Да, тот был испуган и подавлен. Но ненависть на миг открыто выглянула из его зрачков.
Викер обошел его, шагнул в комнату, где ранее скрылась Тами. И застыл на пороге, разглядывая обугленную плоть распростертого на лежанке ребенка и женщину с закрытыми глазами, тихо шепчущую молитву Великой Матери. Вокруг обоих струилось едва видимое сияние, завихряясь в районе головы, сердца и солнечного сплетения мальчика. Руки монахини, лежащие на обгоревшей коже, казались хрустальными, прозрачно пропускающими призрачный свет…

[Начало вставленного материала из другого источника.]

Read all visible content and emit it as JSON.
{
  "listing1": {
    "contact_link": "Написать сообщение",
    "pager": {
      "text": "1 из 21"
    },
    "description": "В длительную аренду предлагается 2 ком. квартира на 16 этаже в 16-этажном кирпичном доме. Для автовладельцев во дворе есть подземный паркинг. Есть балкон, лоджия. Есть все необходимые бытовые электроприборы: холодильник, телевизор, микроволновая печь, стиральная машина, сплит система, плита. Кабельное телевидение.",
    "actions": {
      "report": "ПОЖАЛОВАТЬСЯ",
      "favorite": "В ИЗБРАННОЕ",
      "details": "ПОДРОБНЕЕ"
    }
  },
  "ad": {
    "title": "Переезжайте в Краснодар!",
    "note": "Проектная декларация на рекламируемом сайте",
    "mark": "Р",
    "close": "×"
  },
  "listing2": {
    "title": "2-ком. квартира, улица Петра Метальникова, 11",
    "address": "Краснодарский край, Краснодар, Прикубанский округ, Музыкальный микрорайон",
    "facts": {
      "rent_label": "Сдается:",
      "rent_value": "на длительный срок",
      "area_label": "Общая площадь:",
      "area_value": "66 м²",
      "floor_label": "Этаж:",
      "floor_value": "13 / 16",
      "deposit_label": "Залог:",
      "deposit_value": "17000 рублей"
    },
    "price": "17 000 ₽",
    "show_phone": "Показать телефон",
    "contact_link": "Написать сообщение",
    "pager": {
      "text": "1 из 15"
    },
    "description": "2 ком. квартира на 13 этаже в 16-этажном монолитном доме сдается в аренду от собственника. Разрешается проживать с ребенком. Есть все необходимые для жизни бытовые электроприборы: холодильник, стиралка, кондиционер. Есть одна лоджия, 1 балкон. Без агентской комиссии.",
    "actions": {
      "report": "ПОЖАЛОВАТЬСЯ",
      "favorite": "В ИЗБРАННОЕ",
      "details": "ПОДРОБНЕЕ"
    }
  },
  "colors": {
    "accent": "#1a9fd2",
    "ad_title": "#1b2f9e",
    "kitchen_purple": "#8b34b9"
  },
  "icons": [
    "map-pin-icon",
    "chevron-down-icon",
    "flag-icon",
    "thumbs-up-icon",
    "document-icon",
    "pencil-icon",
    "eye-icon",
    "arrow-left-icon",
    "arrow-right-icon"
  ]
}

Ар Нирн зажмурился, развернулся и бросился прочь. Остановился лишь, выскочив во двор. Запрокинул голову к высокому небу. С запада заходили тучи — не иначе ночью пойдет дождь.
— Единый! — зашептал он. — Укрепи меня в вере моей! Дай не сойти с истинного пути, укажи на видимый обман! Боже… — перед глазами вновь встала изломанная фигурка на простыне, измазанной копотью, — вразуми…
Бог молчал. Единый молчал всегда, и в этом, так говорил Первосвященник в своих проповедях, была его сила. ‘Он верит в вас! Это лукавая Богиня отступников управляет ими, лишая воли! А вам, дети мои, дается выбор! Но помните, поступая по Его заветам, вы приближаете время Его явления пред лицами вашими! Время его земного царствия!’